The basic question of this thread was query about the philosophy of Section 528.1 (item i and ii ), is it for protecting neighboring circuits from a single insulation fault of a line conductor of a given circuit?

Like I said, I've seen no evidence (or even any suggestion) elsewhere that there's an intention to protect insulation of one LV conductor after the failure of insulation of a conductor of a different LV circuit.

528.1 itself is all about mixing Band I (usually ELV) and Band II (usually LV) systems in the same wiring system - so where you only had LV circuits run together, it wouldn't seem to demand any extra precautions at all. (Although other parts of 528 may apply, depending on the circumstances).

Some others here are closer to the committees' discussions and might be able to enlighten us further - although I suspect that wording goes back quite a time so the original thinking might have been lost in the mists of time by now.

   - Andy.

AJJewsbury said:

Like I said, I've seen no evidence (or even any suggestion) elsewhere that there's an intention to protect insulation of one LV conductor after the failure of insulation of a conductor of a different LV circuit.

AJJewsbury ,yes, as you previously explained your POV and it was well understood.

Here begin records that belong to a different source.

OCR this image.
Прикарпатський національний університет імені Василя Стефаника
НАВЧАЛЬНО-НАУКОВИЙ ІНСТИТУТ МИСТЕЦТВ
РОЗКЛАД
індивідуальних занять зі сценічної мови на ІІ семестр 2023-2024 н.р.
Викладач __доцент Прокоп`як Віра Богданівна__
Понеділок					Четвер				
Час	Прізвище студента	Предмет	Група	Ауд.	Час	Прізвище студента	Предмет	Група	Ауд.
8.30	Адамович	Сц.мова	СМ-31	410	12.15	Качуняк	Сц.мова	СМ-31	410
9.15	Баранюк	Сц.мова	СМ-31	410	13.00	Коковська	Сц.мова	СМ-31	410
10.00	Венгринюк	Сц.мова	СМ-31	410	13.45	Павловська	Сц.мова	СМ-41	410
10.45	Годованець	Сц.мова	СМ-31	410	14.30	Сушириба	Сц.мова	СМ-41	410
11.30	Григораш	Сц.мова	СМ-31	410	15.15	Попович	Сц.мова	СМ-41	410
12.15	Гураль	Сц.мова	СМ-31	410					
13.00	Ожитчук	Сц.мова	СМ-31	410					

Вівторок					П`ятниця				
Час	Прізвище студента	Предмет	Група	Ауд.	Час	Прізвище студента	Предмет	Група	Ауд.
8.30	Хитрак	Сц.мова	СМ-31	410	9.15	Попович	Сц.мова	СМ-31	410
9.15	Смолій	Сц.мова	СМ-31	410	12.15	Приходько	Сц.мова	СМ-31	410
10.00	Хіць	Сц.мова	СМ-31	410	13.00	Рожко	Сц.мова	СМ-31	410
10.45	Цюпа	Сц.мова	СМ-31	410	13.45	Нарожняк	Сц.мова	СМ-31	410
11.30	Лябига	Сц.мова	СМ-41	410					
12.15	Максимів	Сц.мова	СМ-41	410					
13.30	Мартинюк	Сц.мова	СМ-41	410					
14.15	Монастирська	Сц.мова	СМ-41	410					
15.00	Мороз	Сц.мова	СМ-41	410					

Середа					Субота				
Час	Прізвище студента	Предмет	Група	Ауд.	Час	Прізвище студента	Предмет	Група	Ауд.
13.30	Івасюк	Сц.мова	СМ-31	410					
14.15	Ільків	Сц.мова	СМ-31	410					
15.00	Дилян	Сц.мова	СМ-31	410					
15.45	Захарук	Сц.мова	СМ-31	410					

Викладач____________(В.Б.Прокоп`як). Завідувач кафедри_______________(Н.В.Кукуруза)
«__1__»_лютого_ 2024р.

Actually, my latest reply was just to clarify to Mr. gkenyon  my POV that just a single breach in conductor may be risky to neighboring circuits and no need for two breaches to cause fault. AJJewsbury  thank you for your thoughtful contributions to this discussion.

Unknown said:

Actually, my latest reply was just to clarify to Mr. gkenyon  my POV that just a single breach in conductor may be risky to neighboring circuits and no need for two breaches to cause fault

Could you explain how damaged insulation of one circuit becomes connected to the conductor of another circuit, with a single fault in insulation, with the present provisions of a standard?

Unknown said:

will be exposed to voltage between the conductor and its surrounding medium which is  denoted by U0 of 400V rather than 230V.

I don't think you have explained why you think that the remaining phase now has a 'voltage to Earth' (which is what U₀ is defined as) of 400 V. Are you assuming no protection has operated after the first fault, and if so, why?

Could you explain how damaged insulation of one circuit becomes connected to the conductor of another circuit, with a single fault in insulation, with the present provisions of a standard?

I think I can see the OP's point - if insulation on say L1 fails, then the insulation surrounding a L2 or L3 conductor next to it may then be exposed to 400V rather than 230V at that point - so if it's only rated for 230V to its surrounding it might in theory be then expected to fail as a direct consequence of the 1st fault (rather than due to a 2nd independent fault). Probably unlikely in practice (given most ordinary insulation is actually good for several kV - e.g. during surges or indeed routine 500V/1000V insulation testing) but I think I can concede the point in principle. I would even agree that the consequences of such a fault between different circuits might well have more serious consequences than between conductors of the same circuit (as the unprotected conductors of  the smaller circuit may well not co-ordinate with the protective devices of a larger one), but I don't see that BS 7671 demands we worry about it.

   - Andy.

 Mr. gkenyon below is an illustration of what I mean.

AJJewsbury said:

(as the unprotected conductors of  the smaller circuit may well not co-ordinate with the protective devices of a larger one)

AJJewsbury sounds very familiar for the specials  requirements of BS EN 61439 concerning the stringent requirements for installation of short-circuit-unprotected conductors.

Unknown said:

Mr. gkenyon below is an illustration of what I mean.

I'm still not seeing the problem.

Regulation 528.1 clearly says that each conductor must be insulated for the highest voltage present if there is no sheath. I believe the wording is clear for indent (i), because it follows immediately with the example of a multicore cable in indent (ii), so the following options to "share containment" for two circuits, one 240/400 three-phase, and one SELV, when using indents (i) and (ii) of 528.1 would be:

• two separate insulated and sheathed cables each rated 300/500 V, one for mains, one for the SELV.
• separate conductors in conduit or trunking rated for at least 400 V
• separate conductors in a cable that would have to be rated at least 400/400 V

Alternatively you could also use any of the options in indents (iii) to (vi).

Unknown said:

Mr. gkenyon below is an illustration of what I mean.

I'm still not seeing the problem.

Regulation 528.1 clearly says that each conductor must be insulated for the highest voltage present if there is no sheath. I believe the wording is clear for indent (i), because it follows immediately with the example of a multicore cable in indent (ii), so the following options to "share containment" for two circuits, one 240/400 three-phase, and one SELV, when using indents (i) and (ii) of 528.1 would be:

• two separate insulated and sheathed cables each rated 300/500 V, one for mains, one for the SELV.
• separate conductors in conduit or trunking rated for at least 400 V
• separate conductors in a cable that would have to be rated at least 400/400 V

Alternatively you could also use any of the options in indents (iii) to (vi).